Ian, 81, was born in Alnwick, remaining in the area throughout his life.
His mother Alice Hardy was the daughter of Charles Hardy, both part of the family which opened the factory in 1872 which has supplied royalty, including Prince Charles.
His father William Howard worked at the factory, which has held 10 Royal Warrants over the last century, for 50 years, as works manager and general consultant, and was a keen fisherman.
It was therefore no surprise that Ian got interested at a young age.
He said: “I can remember being small with a rod and a line and a hook on the end catching trout with a worm.”
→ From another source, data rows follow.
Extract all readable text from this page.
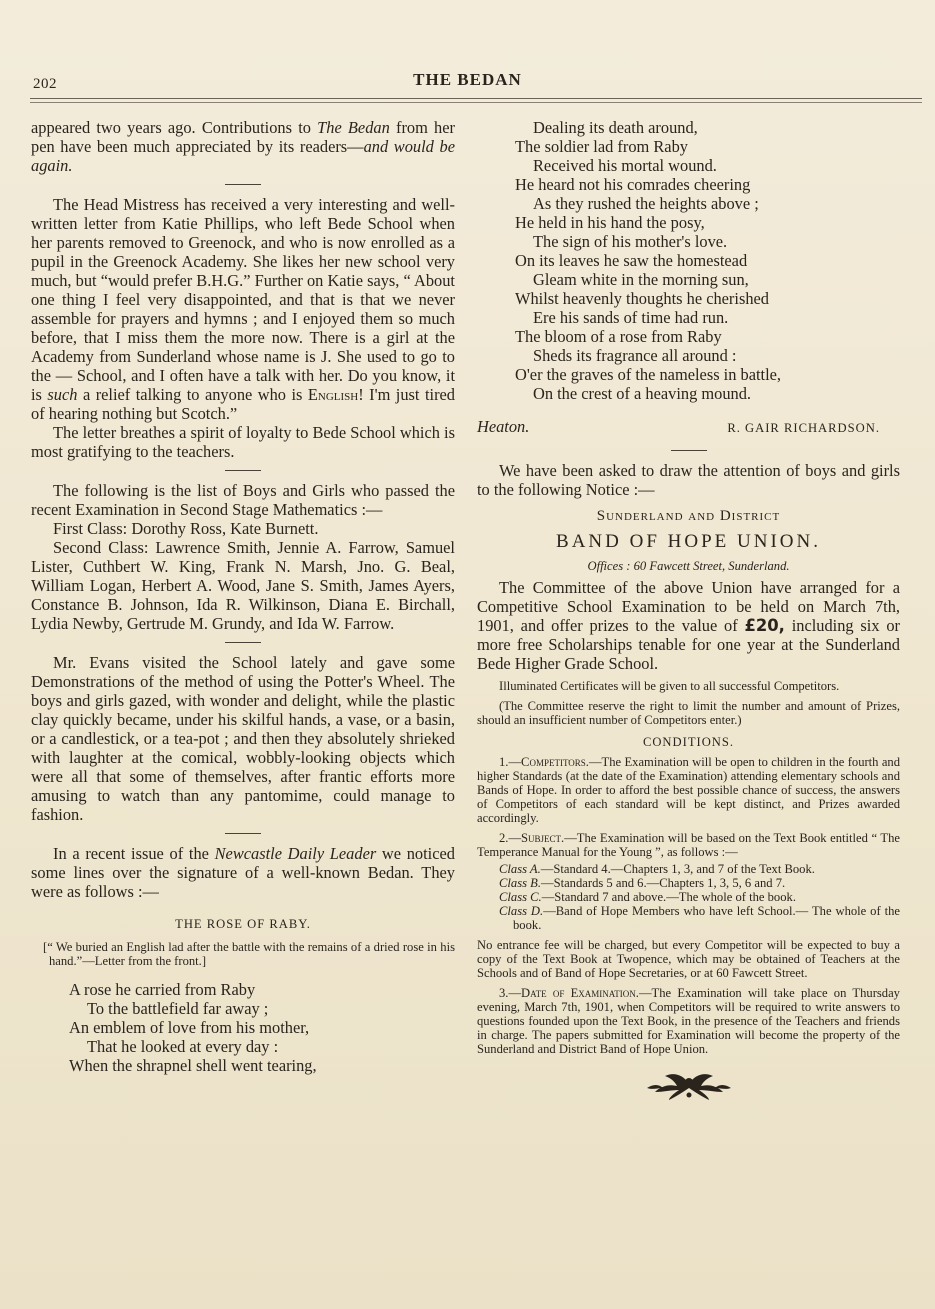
202	THE BEDAN

appeared two years ago. Contributions to The Bedan from her pen have been much appreciated by its readers—and would be again.

The Head Mistress has received a very interesting and well-written letter from Katie Phillips, who left Bede School when her parents removed to Greenock, and who is now enrolled as a pupil in the Greenock Academy. She likes her new school very much, but “would prefer B.H.G.” Further on Katie says, “ About one thing I feel very disappointed, and that is that we never assemble for prayers and hymns ; and I enjoyed them so much before, that I miss them the more now. There is a girl at the Academy from Sunderland whose name is J. She used to go to the — School, and I often have a talk with her. Do you know, it is such a relief talking to anyone who is English! I'm just tired of hearing nothing but Scotch.”

The letter breathes a spirit of loyalty to Bede School which is most gratifying to the teachers.

The following is the list of Boys and Girls who passed the recent Examination in Second Stage Mathematics :—

First Class: Dorothy Ross, Kate Burnett.

Second Class: Lawrence Smith, Jennie A. Farrow, Samuel Lister, Cuthbert W. King, Frank N. Marsh, Jno. G. Beal, William Logan, Herbert A. Wood, Jane S. Smith, James Ayers, Constance B. Johnson, Ida R. Wilkinson, Diana E. Birchall, Lydia Newby, Gertrude M. Grundy, and Ida W. Farrow.

Mr. Evans visited the School lately and gave some Demonstrations of the method of using the Potter's Wheel. The boys and girls gazed, with wonder and delight, while the plastic clay quickly became, under his skilful hands, a vase, or a basin, or a candlestick, or a tea-pot ; and then they absolutely shrieked with laughter at the comical, wobbly-looking objects which were all that some of themselves, after frantic efforts more amusing to watch than any pantomime, could manage to fashion.

In a recent issue of the Newcastle Daily Leader we noticed some lines over the signature of a well-known Bedan. They were as follows :—

THE ROSE OF RABY.

[“ We buried an English lad after the battle with the remains of a dried rose in his hand.”—Letter from the front.]

A rose he carried from Raby
To the battlefield far away ;
An emblem of love from his mother,
That he looked at every day :
When the shrapnel shell went tearing,
Dealing its death around,
The soldier lad from Raby
Received his mortal wound.
He heard not his comrades cheering
As they rushed the heights above ;
He held in his hand the posy,
The sign of his mother's love.
On its leaves he saw the homestead
Gleam white in the morning sun,
Whilst heavenly thoughts he cherished
Ere his sands of time had run.
The bloom of a rose from Raby
Sheds its fragrance all around :
O'er the graves of the nameless in battle,
On the crest of a heaving mound.
Heaton.	R. GAIR RICHARDSON.

We have been asked to draw the attention of boys and girls to the following Notice :—

Sunderland and District
BAND OF HOPE UNION.
Offices : 60 Fawcett Street, Sunderland.

The Committee of the above Union have arranged for a Competitive School Examination to be held on March 7th, 1901, and offer prizes to the value of £20, including six or more free Scholarships tenable for one year at the Sunderland Bede Higher Grade School.

Illuminated Certificates will be given to all successful Competitors.

(The Committee reserve the right to limit the number and amount of Prizes, should an insufficient number of Competitors enter.)

CONDITIONS.

1.—Competitors.—The Examination will be open to children in the fourth and higher Standards (at the date of the Examination) attending elementary schools and Bands of Hope. In order to afford the best possible chance of success, the answers of Competitors of each standard will be kept distinct, and Prizes awarded accordingly.

2.—Subject.—The Examination will be based on the Text Book entitled “ The Temperance Manual for the Young ”, as follows :—

Class A.—Standard 4.—Chapters 1, 3, and 7 of the Text Book.

Class B.—Standards 5 and 6.—Chapters 1, 3, 5, 6 and 7.

Class C.—Standard 7 and above.—The whole of the book.

Class D.—Band of Hope Members who have left School.— The whole of the book.

No entrance fee will be charged, but every Competitor will be expected to buy a copy of the Text Book at Twopence, which may be obtained of Teachers at the Schools and of Band of Hope Secretaries, or at 60 Fawcett Street.

3.—Date of Examination.—The Examination will take place on Thursday evening, March 7th, 1901, when Competitors will be required to write answers to questions founded upon the Text Book, in the presence of the Teachers and friends in charge. The papers submitted for Examination will become the property of the Sunderland and District Band of Hope Union.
After finishing school in 1948, Ian served a five-year apprenticeship at Reyroles electrical company on Tyneside. From 1953 to 1955, he undertook national service with the Royal Air Force.
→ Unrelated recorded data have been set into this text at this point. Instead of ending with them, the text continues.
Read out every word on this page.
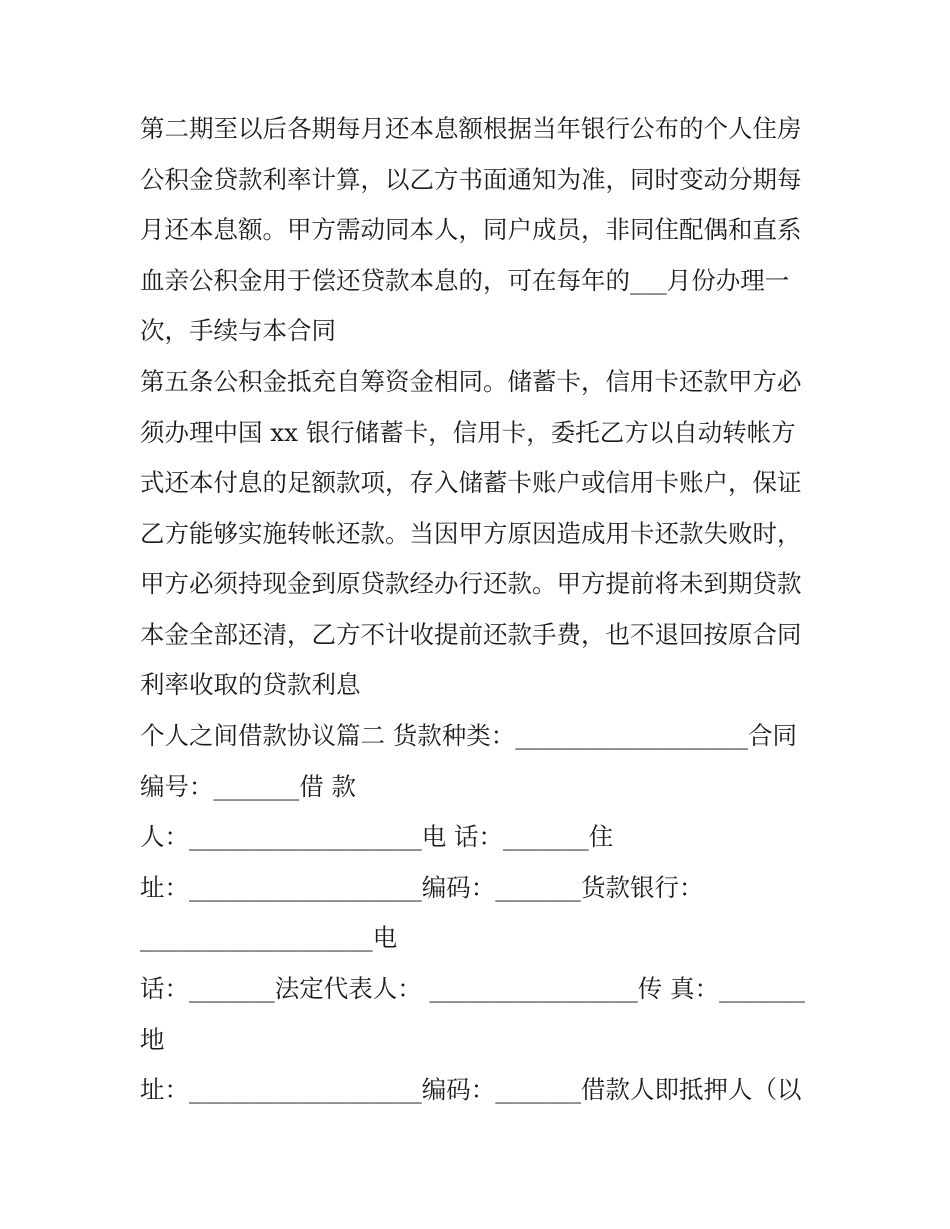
第二期至以后各期每月还本息额根据当年银行公布的个人住房
公积金贷款利率计算，以乙方书面通知为准，同时变动分期每
月还本息额。甲方需动同本人，同户成员，非同住配偶和直系
血亲公积金用于偿还贷款本息的，可在每年的___月份办理一
次，手续与本合同
第五条公积金抵充自筹资金相同。储蓄卡，信用卡还款甲方必
须办理中国 xx 银行储蓄卡，信用卡，委托乙方以自动转帐方
式还本付息的足额款项，存入储蓄卡账户或信用卡账户，保证
乙方能够实施转帐还款。当因甲方原因造成用卡还款失败时，
甲方必须持现金到原贷款经办行还款。甲方提前将未到期贷款
本金全部还清，乙方不计收提前还款手费，也不退回按原合同
利率收取的贷款利息
个人之间借款协议篇二 货款种类：___________________合同
编号：_______借 款
人：___________________电 话：_______住
址：___________________编码：_______货款银行：
___________________电
话：_______法定代表人： _________________传 真：_______
地
址：___________________编码：_______借款人即抵押人（以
The year that ended, Ian was invited to work at the family firm, initially doing so in the factory.
He soon got interested in tournament casting and travelled with the late then factory works manager Jim Hardy, to casting tournaments all over the world.
Ian would take pupils out and teach them to fish and cast.
He would later work on the river bank, entertaining guests and pupils, and in the factory helping with development.
After leaving the factory after thirty years in 1985, Ian set up selling fishing reels on his own at Cramlington, supplying them overseas.
However, his premises was hit by break ins and as he struggled to get insurance cover, he called it a day.
Ian then ran his own agencies supplying tackle.
Now living at Beech Estate in Shilbottle, his home the last 23 years, Ian has written a book.
He said: “It happened because when I was doing various things going round Scotland, I used to give talks to angling casting fishing this sort of thing. Somebody once in Scotland said you have got some stories there, why don’t you write a book.
“At that stage I did not record some of the happenings. It was years afterwards when I did compile happenings. They are all true happenings in the book. It took years, really.”
The self-published book features stories from Ian’s years fishing, mainly for salmon on rivers, lochs and at sea, as well as his work at Hardy’s. It is illustrated with cartoons drawn by a former colleague from the factory.
“The book actually is stories of when I had parties on the river teaching them to fish. The stories are not necessarily all fishing. They are things which happened on fishing trips.”
Ian will sign copies of the book at Morpeth Chantry today at 11am.